In the nuclear age there have been plenty of secret government-to-government deals that parliaments knew nothing about, of course. During the Cold War America slipped nuclear secrets under the table to Britain, the Soviet Union virtually carried a bomb across the border into China, and France traded key nuclear secrets with Israel in exchange for missile technology - all without any oversight from their elected parliaments.

But those transfers were expressly to do with national security. Deals involving declared peaceful uses of the atom - in nuclear power stations - have been pretty much in the open. Indeed, when Reagan officials negotiated the 1988 agreement between the US and Japan, they promised no nuclear secrets would be involved.

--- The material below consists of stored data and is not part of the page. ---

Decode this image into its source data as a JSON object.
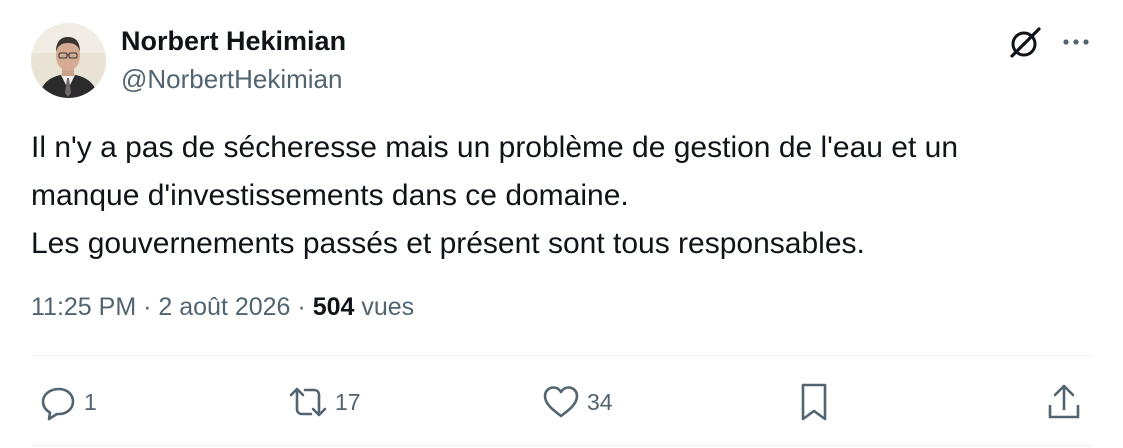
{
  "author": {
    "name": "Norbert Hekimian",
    "handle": "@NorbertHekimian"
  },
  "tweet": {
    "text": "Il n'y a pas de sécheresse mais un problème de gestion de l'eau et un\nmanque d'investissements dans ce domaine.\nLes gouvernements passés et présent sont tous responsables."
  },
  "meta": {
    "time": "11:25 PM",
    "separator": "·",
    "date": "2 août 2026",
    "views_count": "504",
    "views_label": "vues"
  },
  "actions": {
    "replies": "1",
    "retweets": "17",
    "likes": "34"
  },
  "icons": {
    "header": [
      "grok-icon",
      "more-icon"
    ],
    "actions": [
      "reply-icon",
      "retweet-icon",
      "like-icon",
      "bookmark-icon",
      "share-icon"
    ]
  },
  "colors": {
    "text": "#0f1419",
    "secondary": "#536471",
    "divider": "#eff3f4"
  }
}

In hearings before the House of Representatives, a State Department official testified that the agreement with Japan 'meets all the requirements of US law'. The official was referring to the 1978 Act, which forbids the transfer of the so-called Sensitive Nuclear Technology (SNT). This is broadly defined as information not available to the public, but in the case of the Japan deal, it is quite specific in outlawing the transfer of technology important to the 'design, construction, fabrication, operation or maintenance of a . . . nuclear fuel reprocessing facility'.

Greenpeace says documents obtained through the Freedom of Information Act show that several illegal shipments to Japan of advanced plutonium reprocessing technology and information have been made for the planned plant at the Tokai nuclear complex.

Japan insists that it has no plans to use the plutonium extracted from the proposed new plant for anything other than civilian power production. But the extracted plutonium would be sufficiently potent to be used in bombs, which is why the five countries with declared nuclear weapons - the US, Britain, France, Russia and China - have so far restricted transfer of the reprocessing technology. Before the Japan deal, the US had been especially severe on the issue of reprocessing. The Carter administration banned the technology in the US 17 years ago, arguing that it posed too great a proliferation risk. Britain and France reprocess fuel commercially, and Russia is seeking contracts.

Part of the Clinton administration's non-proliferation policy is to discourage the civil use of plutonium, and to phase out production of new weapons-grade fuel. With a deal inherited from the Reagan years, it had no option but to declare a halt to US assistance for the Japanese plant.

However, construction of the plant is due to start this month. The environmental lobby wants the US government to ask Japan to return all information and technology transferred illegally, or face nuclear sanctions of some kind from Washington. It is hard to see how such a threat would stop Japan, because it could surely develop the technology on its own.

What is required is heightened international pressure to persuade countries that there is quite enough plutonium in the world already, and that enlarging the stocks simply increases the risk of the spread of nuclear weapons. A good place to turn up the heat is the discussions this week in Geneva on the renewal of the international Non-Proliferation Treaty, which was first discussed in the mid Sixties. Two of the treaty's strongest backers today are the US and Japan.